Kenya grabbed headlines in 2017 when it banned single-use plastic bags. This was celebrated as one of the sternest in the world.

The move was preceded by the country's decision to sign the Clean Seas Initiative, making it one of the first African nations to commit to limiting plastic in its waterways.

Currently, the success rate of the ban is recorded at approximately 80 per cent in the fight against plastic pollution, according to National Environment Management Authority.

However, plastic pollution remains one of the biggest threats to environment. Stakeholders want a speed up in ending plastic pollution while implementing existing laws and policies that govern plastic pollution. This is amid concerns that the country lacks the infrastructure to manage biodegradable and nondegradable wastes.

According to the latest report by the UN Environment Programme (Unep) Global plastic pollution could be slashed by 80 percent by 2040. The agency stated the changes needed are major, but are also practical and affordable.

The first step is to eliminate unnecessary plastics, such as excessive packaging, the report said. The next steps are to increase the reuse of plastics, such as refillable bottles, boost recycling and replace plastics with greener alternatives.

Such a shift, driven by government policies and changes in the plastic industry, would mean plastic pollution would drop to about 40m tons in 2040, rather than 227m tons if no action is taken.

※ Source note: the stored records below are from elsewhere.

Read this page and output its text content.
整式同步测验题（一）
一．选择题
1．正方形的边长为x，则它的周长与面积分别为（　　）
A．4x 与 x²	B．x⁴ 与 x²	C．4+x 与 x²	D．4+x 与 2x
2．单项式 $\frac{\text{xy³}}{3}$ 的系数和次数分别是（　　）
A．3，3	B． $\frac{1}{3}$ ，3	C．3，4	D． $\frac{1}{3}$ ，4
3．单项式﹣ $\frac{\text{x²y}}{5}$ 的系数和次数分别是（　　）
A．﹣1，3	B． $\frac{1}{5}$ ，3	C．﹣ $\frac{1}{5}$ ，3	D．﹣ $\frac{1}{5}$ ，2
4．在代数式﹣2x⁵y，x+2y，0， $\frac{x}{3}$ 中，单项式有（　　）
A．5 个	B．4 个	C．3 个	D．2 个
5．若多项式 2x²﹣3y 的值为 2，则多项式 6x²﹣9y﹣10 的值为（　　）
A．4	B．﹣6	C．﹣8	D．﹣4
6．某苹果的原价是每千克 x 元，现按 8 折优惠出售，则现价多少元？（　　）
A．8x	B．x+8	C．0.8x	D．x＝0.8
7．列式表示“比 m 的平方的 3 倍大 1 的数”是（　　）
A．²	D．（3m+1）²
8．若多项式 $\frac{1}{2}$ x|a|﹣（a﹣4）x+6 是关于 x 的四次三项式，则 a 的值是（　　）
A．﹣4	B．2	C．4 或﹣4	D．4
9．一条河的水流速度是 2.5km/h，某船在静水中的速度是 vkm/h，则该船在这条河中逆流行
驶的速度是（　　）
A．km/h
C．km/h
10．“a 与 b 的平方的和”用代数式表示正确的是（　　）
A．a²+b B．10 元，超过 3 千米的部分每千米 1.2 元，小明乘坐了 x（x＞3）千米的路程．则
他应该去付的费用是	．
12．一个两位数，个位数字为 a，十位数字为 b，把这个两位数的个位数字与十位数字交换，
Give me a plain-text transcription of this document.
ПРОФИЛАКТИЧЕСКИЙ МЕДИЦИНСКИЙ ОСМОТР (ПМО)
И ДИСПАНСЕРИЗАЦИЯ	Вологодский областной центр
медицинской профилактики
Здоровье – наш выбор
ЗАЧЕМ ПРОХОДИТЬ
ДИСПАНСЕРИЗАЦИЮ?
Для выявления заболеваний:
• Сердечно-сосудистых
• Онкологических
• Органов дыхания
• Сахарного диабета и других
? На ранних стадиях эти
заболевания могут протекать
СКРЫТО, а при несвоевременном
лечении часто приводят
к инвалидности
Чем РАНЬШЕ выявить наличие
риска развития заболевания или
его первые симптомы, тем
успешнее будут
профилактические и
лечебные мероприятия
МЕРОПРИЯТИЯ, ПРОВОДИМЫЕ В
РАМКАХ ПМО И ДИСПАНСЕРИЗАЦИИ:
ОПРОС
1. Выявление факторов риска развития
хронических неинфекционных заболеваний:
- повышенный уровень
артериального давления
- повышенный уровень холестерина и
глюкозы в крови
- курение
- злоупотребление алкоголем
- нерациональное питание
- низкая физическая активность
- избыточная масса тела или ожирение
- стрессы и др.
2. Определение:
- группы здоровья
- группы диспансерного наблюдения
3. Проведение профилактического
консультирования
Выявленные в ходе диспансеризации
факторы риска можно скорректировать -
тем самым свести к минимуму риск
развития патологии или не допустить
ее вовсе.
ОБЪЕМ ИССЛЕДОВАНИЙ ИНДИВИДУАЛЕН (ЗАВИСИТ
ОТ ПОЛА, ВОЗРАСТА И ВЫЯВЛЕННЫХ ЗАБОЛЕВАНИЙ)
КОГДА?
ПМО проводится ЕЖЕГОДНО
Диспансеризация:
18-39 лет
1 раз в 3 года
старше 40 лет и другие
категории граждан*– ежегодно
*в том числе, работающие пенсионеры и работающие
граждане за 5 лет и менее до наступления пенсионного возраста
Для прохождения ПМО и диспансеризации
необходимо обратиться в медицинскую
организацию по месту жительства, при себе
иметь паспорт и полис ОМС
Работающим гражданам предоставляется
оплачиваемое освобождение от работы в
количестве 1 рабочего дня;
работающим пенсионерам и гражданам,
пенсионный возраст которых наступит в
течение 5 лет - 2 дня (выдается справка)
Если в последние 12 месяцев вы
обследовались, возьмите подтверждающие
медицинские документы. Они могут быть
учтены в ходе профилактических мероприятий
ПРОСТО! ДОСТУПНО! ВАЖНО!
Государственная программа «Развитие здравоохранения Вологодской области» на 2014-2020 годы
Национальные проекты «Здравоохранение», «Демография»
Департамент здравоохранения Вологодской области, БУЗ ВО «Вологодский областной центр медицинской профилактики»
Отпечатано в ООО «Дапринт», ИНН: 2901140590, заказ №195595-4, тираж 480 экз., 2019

The changes would bring benefits worth trillions of dollars between now and 2040, the report revealed, by reducing the damage caused by plastics to health, the climate and the environment.

The report indicated that people consume microplastics via food and water, as well as breathing them in, and the particles have been found in people's blood and breast milk.

In March 2022, 193 countries agreed to end plastic pollution, with negotiations on a legally binding agreement by 2024 now underway, hosted by Unep. The second round of negotiations starts on 29 May.

"The way we produce, use and dispose of plastics is polluting ecosystems, creating risks for human health and destabilising the climate," said Inger Andersen, UNEP's executive director. "This report lays out a roadmap to dramatically reduce these risks through adopting a circular approach that keeps plastics out of ecosystems, out of our bodies and in the economy.

"Crucially, the report demonstrates that the transformation would provide economic and social wins. Governments and the private sector would save money and hundreds of thousands of new jobs would be created," she said.

The report estimated that the increased reuse of plastics could reduce 30 percent of plastic pollution by 2040, with measures including deposit-return schemes for containers.

Andersen said the report was intended to inform the countries negotiating a global plastic treaty of the options available. She said she was optimistic that a global deal could be reached in 2024.

"There will still be a need for plastic," she said. "But we need to rethink where we're using it and how we're using it so that much more of it is reused and recycled] and a lot less is merely single-use."